# 🎙️ Step 1: STT from Audio File using Whisper

This notebook loads an audio file and transcribes it using OpenAI's Whisper model.

In [18]:
# 📚 Import the Whisper library
import whisper
import os
from pathlib import Path
import librosa
import torch
import numpy as np


# Check if a GPU is available and set the device accordingly
device = torch.device("cuda" if torch.cuda.is_available() else "cpu")


In [19]:
# 🧠 Load the Whisper model
# Options: tiny, base, small, medium, large
model = whisper.load_model("base")
model = model.to(device)

In [20]:
# Get the current working directory
current_directory = Path.cwd()
print(f"Current directory: {current_directory}")

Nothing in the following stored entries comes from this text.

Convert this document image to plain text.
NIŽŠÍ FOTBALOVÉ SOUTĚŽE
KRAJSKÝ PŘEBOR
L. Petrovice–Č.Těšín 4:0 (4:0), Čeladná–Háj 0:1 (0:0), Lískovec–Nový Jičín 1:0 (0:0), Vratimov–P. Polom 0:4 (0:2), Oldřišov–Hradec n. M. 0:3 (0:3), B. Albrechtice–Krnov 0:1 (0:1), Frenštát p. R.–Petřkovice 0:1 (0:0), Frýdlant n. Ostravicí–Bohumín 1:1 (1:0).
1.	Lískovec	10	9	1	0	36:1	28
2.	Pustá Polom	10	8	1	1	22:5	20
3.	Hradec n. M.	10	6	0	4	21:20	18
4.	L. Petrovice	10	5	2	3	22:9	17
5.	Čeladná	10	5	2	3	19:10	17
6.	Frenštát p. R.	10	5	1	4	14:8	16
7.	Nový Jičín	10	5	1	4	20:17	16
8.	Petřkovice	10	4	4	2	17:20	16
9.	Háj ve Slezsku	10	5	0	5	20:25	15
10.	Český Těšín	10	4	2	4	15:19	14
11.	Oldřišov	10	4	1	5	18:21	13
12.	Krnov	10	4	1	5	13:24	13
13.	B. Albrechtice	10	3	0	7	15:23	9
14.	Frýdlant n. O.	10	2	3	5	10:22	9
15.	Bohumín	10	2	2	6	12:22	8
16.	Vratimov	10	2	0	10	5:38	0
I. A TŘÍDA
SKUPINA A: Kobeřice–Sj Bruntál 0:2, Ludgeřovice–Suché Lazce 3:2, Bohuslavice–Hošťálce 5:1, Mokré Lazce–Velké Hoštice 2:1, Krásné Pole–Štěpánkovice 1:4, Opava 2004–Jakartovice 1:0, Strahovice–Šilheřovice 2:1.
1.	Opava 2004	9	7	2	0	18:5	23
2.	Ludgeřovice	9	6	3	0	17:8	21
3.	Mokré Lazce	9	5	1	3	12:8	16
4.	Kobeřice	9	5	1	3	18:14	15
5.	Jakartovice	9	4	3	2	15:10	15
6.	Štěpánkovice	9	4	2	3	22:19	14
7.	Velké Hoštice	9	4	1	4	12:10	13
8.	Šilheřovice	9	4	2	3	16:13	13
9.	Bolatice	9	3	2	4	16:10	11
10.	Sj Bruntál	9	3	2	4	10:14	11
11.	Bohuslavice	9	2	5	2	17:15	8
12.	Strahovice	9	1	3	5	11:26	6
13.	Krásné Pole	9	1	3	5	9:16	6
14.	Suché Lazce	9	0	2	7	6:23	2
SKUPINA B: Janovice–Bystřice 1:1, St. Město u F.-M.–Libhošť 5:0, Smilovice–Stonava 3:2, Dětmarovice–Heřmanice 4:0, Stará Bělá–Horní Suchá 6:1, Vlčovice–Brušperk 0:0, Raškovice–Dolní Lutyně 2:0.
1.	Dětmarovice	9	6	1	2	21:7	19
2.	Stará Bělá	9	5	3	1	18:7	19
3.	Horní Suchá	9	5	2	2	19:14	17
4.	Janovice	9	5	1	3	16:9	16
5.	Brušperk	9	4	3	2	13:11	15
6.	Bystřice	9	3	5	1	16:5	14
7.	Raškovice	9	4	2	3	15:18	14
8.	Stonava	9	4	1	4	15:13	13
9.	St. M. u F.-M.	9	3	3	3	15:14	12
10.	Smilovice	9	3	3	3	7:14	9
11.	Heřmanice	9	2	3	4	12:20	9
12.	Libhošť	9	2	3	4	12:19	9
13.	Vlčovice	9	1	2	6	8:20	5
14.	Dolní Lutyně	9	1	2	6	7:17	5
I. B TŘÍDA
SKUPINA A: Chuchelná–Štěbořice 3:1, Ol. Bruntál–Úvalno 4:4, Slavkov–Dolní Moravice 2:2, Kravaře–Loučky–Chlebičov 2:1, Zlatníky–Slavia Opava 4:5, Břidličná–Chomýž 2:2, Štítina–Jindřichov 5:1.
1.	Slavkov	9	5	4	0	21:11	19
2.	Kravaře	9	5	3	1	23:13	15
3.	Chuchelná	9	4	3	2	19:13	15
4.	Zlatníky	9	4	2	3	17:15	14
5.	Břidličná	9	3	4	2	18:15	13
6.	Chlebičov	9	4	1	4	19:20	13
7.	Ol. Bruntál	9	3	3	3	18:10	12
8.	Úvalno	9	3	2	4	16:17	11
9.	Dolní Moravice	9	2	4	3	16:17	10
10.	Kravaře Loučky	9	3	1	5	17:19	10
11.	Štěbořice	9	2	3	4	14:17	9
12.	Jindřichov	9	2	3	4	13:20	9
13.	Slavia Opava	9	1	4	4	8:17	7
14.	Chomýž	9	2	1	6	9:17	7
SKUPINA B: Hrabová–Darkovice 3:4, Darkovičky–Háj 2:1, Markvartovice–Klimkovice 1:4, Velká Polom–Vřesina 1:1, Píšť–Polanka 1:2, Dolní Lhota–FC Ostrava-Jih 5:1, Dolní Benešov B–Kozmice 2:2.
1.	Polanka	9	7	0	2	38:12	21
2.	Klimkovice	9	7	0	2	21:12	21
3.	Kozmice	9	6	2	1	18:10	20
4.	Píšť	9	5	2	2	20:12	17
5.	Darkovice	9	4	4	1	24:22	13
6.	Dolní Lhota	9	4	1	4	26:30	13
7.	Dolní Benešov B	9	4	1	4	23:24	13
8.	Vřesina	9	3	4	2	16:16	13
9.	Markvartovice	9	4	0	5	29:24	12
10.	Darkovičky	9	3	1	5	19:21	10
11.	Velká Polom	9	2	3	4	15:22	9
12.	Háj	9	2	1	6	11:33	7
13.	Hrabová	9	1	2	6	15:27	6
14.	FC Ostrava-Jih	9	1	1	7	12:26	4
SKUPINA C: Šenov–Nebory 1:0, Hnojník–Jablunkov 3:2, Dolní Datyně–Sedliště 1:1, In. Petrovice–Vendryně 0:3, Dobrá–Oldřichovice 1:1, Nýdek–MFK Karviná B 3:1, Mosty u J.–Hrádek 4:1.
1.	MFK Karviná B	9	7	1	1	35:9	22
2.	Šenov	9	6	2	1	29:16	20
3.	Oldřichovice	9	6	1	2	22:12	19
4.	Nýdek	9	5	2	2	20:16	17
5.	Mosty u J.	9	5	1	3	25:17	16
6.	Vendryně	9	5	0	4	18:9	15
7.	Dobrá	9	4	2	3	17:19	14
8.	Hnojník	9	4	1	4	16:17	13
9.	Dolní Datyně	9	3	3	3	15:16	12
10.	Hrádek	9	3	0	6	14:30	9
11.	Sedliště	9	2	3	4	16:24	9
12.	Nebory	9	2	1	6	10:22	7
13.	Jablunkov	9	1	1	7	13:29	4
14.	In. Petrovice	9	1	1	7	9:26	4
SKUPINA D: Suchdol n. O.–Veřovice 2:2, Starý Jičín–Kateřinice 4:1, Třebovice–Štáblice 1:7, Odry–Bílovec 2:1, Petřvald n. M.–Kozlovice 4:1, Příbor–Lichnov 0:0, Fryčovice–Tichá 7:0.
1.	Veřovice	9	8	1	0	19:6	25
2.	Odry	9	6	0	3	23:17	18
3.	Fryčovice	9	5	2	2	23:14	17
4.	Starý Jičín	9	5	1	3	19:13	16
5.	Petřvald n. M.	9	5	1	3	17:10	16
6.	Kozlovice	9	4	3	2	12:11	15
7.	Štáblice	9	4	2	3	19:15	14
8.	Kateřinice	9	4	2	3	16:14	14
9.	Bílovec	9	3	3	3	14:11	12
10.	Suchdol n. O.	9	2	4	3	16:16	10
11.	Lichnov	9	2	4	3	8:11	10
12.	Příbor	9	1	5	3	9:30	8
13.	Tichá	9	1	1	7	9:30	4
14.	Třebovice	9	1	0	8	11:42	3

Current directory: c:\Users\BERAT\Desktop\custom-ai-agent


In [21]:
# Construct the absolute path to the audio file
# 🔊 Path to your audio file
# Replace with your own file if needed

AUDIO_PATH = current_directory / "audio" / "harvard.wav"

print(f"Absolute path to audio file: {AUDIO_PATH}")

Absolute path to audio file: c:\Users\BERAT\Desktop\custom-ai-agent\audio\harvard.wav


In [22]:
# Check if the audio file exists and transcribe it
if not AUDIO_PATH.is_file():
    print(f"Audio file not found: {AUDIO_PATH}")
    result = None
else:
    # Load audio and resample to 16 kHz
    audio_data, _ = librosa.load("audio/harvard.wav", sr=16000)
    audio_data = librosa.to_mono(audio_data) if audio_data.ndim > 1 else audio_data

    # Ensure float32 dtype
    audio_data = audio_data.astype(np.float32)

    # Transcribe
    result = model.transcribe(audio_data)

    print("Transcription:\n")

    print(result["text"])

Transcription:

 The stale smell of old beer lingers. It takes heat to bring out the odor. A cold dip restores health and zest. A salt pickle tastes fine with ham. Tacos al pastor are my favorite. A zestful food is the hot cross bun.